Hourse by The Railroad, 1925 by Edward Hopper

Hopper frequently used a straight. horizontal motif, usually a road or railroad track. to construct the space within the picture and to emphasize the division between the picture space and the viewer's world. Indeed, the more the viewer tries to penetrate the depths of a Hopper painting, the more impenetrable it becomes. What holds the viewer is that the artist's vision seems under control and yet, on closer inspection, the viewer realizes that the visible surface is a tissue of improbabilities and unreadable shifts in space. Hopper's view that nature and the contemporary world were incoherent contributed to his artistic vision.

The sunlight illuminating House by the Railroad is bright enough to cast deep shadows on the stately Victorian mansion, but not to chase away an air of sadness. The painting expresses Edward Hopper’s central theme: the alienation of modern life. Instead of happy, anecdotal pictures celebrating the energy and prosperity of the Roaring Twenties, Hopper portrayed modern life with unsentimental scenes of either physical or psychological isolation. Most are set in the city, where people often look uncomfortable and out of place. Others, like House by the Railroad, picture solitary buildings in commonplace landscapes. Hopper’s House by the Railroad is symbolic of the loss that is felt when modern progress leaves an agrarian society behind.

The single focus of the painting is a large gray house in an imported French style. Although Hopper customarily worked from life, he invented this house based on some he came across in New England and others he may have seen on Paris boulevards. This architectural style became fashionable in America during the mid-nineteenth century. Its hallmark is a double-pitched roof pierced with dormer windows that give height and light to the attic level. From this we might assume that the once-grand Victorian house in Hopper’s painting had been built for a large family with the means to construct a residence in the latest style. If to our eyes these antique features lend the house a certain charm, in Hopper’s time it would have appeared a clumsy relic from an awkward era — “an ugly house,” as one critic phrased it, “in an ugly place.”

Like the house, the site once may have been more attractive. The tall, hooded windows must have overlooked a landscape; the double veranda and tower were presumably positioned to take advantage of a view, probably over miles of lush countryside. Now the many windows appear tightly closed, with shades mostly drawn, as if they have become obsolete for a landscape that holds little to admire. It is possible that the house has been deserted; in any event, nature’s absence is also pronounced, similar to the industrial scene in Charles Sheeler’s American Landscape. House by the Railroad might even be considered the domestic complement to Sheeler’s work, although Hopper seems not to have felt Sheeler’s contradictory attitude toward modern life. Whether he regarded the house as lastingly beautiful or hopelessly old-fashioned, Hopper presents it as an enduring emblem of the past.

The two themes of modern progress and historical continuity come together in the second man-made feature of the painting, a railroad track running so close to the house that a passing train would have rattled its windows.

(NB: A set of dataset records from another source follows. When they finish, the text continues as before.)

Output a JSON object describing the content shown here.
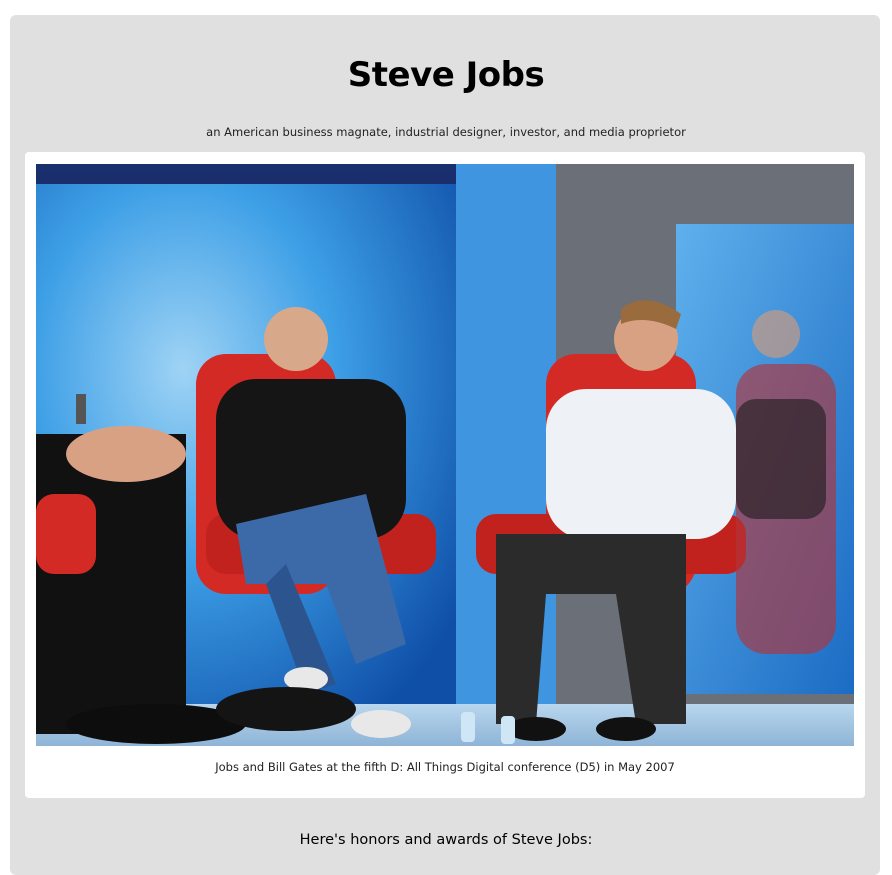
{
  "page": {
    "title": "Steve Jobs",
    "subtitle": "an American business magnate, industrial designer, investor, and media proprietor",
    "figure": {
      "image_alt": "Jobs and Bill Gates seated in red chairs on stage",
      "caption": "Jobs and Bill Gates at the fifth D: All Things Digital conference (D5) in May 2007"
    },
    "honors_heading": "Here's honors and awards of Steve Jobs:"
  },
  "colors": {
    "page_background": "#e0e0e0",
    "card_background": "#ffffff",
    "chair_red": "#d42a25",
    "stage_blue": "#1f7fd6"
  }
}
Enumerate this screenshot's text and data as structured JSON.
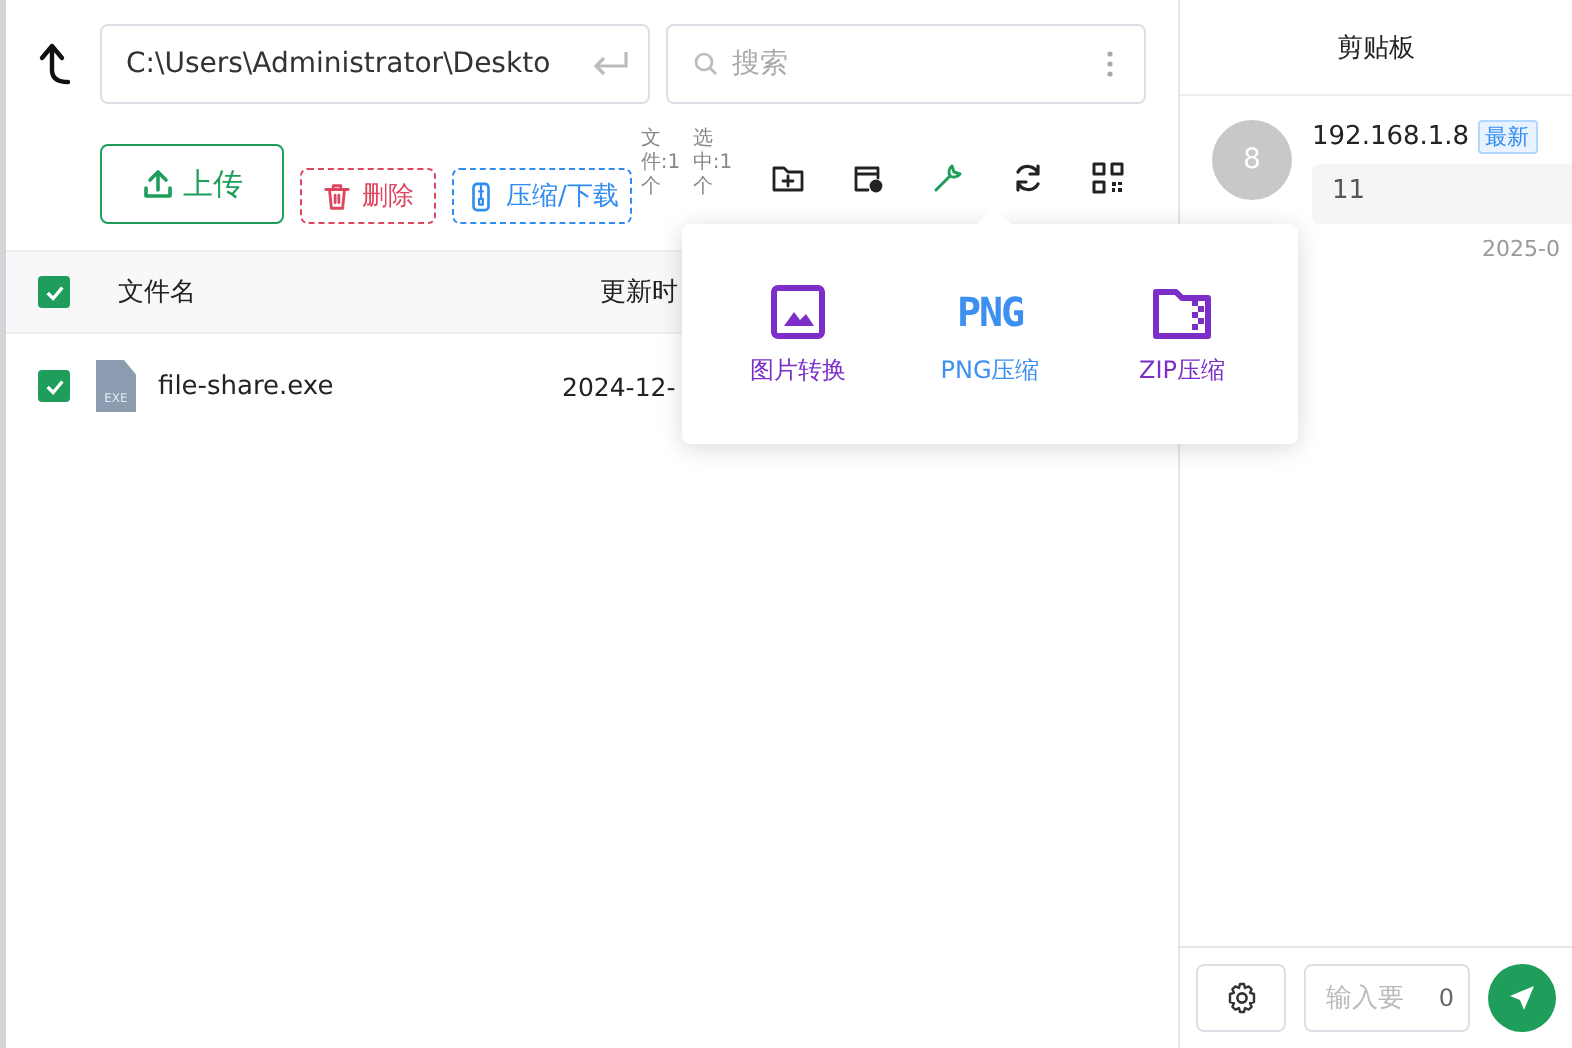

From our curiously low viewpoint, the track appears to slice through the lower edge of the structure — or, to regard it in a different way, to become part of the house itself, a new foundation for American life. An enduring sign of progress, the railroad was the primary agent of industrial change. It enlarged existing cities and created new ones on the frontier. It also provided Americans with unprecedented mobility, allowing them to explore other regions of the country. But the railroad came at the cost of the American wilderness, a well-tended countryside held practical and aesthetic advantages but forever altered the unspoiled landscape that was America’s pride.

Hopper rejected European influences, maintaining that American art should capture the character of the nation. He expresses the tension between nature and culture. Although railroad tracks are typically associated with the noise, speed, and rapid change of modern life, this scene is curiously still and silent, as if the rush of industrialization has passed it by. Hopper, working in the period between the two world wars, appears to have found little to celebrate in the urbanization of America, which had destroyed its original, pastoral aspect. Here, the railroad track is the color of earth, taking the place of the stream, valley, or farmland that once formed the background of American culture.